The same can be done with wbgetentities, etc. APIs. For the dump it's a bit harder as we don't have any kind of encompassing structure beyond entity data... Maybe we should make it use entities property too like API format? It will be a breaking change but at least it breaks the stalemate and allows us to easily add more info later. It won't be also hard to distinguish between the formats, including by streaming readers - you actually need only the first character to know which one you're dealing with, and converting new one into old one or back should be rather easy.

@Smalyshev Oh right, I forgot that we do already output an envelope from Special:EntityData! That makes things easier.

For the dump, yea, we have the choice to break the format really hard, or associate a secondary file containing the meta-data.

Metadata file maybe would be fine too, then it should look the same as the API format without entities, I think, e.g. we'd have:

{
  "@metadata": {
     "version": "1.0",
     "phase-of-moon": "gibbous"
  }
}

That'd make parsing it easier, I think.

Well I think that it should be a breaking change, but I read the stable interface policy as saying that it isn't. Well-behaved consumers are supposed to be tolerant of extra information. Adding a new item to the dump array is adding extra information. This extra information does not change the meaning of the existing information in any way.

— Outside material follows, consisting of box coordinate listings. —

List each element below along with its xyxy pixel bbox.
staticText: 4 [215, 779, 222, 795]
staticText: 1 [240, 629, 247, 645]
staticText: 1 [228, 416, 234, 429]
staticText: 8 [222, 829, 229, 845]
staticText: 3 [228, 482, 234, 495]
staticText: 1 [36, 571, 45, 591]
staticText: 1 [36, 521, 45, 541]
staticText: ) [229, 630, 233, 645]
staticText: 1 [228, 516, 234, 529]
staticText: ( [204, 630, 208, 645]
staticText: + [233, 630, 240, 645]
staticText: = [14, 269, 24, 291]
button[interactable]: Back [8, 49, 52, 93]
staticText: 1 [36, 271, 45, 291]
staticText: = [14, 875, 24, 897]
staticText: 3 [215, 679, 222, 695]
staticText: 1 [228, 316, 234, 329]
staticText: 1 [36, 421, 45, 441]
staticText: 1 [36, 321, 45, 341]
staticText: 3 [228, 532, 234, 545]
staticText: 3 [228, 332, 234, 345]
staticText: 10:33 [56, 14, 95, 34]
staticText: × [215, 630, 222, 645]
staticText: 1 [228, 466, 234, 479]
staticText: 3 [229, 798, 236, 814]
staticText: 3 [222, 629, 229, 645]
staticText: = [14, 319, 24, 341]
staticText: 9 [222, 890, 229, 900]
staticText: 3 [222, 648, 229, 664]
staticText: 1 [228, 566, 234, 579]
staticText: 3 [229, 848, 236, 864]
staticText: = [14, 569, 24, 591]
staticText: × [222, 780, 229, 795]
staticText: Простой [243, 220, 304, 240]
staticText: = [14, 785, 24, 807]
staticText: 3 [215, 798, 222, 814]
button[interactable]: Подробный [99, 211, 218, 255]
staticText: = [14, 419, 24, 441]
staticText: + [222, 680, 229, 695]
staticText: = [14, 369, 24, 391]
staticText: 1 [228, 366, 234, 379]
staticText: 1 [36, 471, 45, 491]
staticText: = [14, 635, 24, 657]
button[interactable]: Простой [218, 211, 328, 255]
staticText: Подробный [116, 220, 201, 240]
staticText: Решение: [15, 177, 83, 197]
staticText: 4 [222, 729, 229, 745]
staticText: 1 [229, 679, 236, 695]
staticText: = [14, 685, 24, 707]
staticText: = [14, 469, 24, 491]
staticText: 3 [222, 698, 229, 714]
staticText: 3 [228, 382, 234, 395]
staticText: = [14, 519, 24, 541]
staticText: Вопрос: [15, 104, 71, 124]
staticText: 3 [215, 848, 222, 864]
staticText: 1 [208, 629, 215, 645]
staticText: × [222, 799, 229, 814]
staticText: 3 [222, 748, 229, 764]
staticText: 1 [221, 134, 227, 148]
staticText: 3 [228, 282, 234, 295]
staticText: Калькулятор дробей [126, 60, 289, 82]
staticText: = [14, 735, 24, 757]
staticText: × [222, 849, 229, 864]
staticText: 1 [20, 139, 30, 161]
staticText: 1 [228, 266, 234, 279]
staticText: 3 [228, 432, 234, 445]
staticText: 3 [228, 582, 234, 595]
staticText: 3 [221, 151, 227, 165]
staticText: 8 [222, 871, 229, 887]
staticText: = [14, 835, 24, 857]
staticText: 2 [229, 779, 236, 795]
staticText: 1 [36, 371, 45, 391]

I would definitely treat it as a breaking change, but you are right that the policy isn't very clear about that. The reason I think it is breaking is that if we have a concept of "list of X", you can't add a Y to it (if Y is not an X) without breaking the format. Adding an incompatible Y to the list means that the list is no longer homogenous. In my mind, that changes the interpretation. But I'll add a note-to-self to clarify this point. Thanks!

Metadata file maybe would be fine too, then it should look the same as the API format without entities, I think:

agreed

Concerning the dumps, it should be possible to add versioning information on a per-entity basis, for instance by adding the revision id in the JSON serialization of the entity, as is currently done in Special:EntityData. This would arguably be more useful than a per-dump versioning, given that the dump generation process is not atomic. It would also be less of a breaking change: it would just amount to make JSON serialization of entities more uniform. This is debated in T87283.

This will likely get worked on, at least for Api output with the work on federation that should happen toward the end of this year.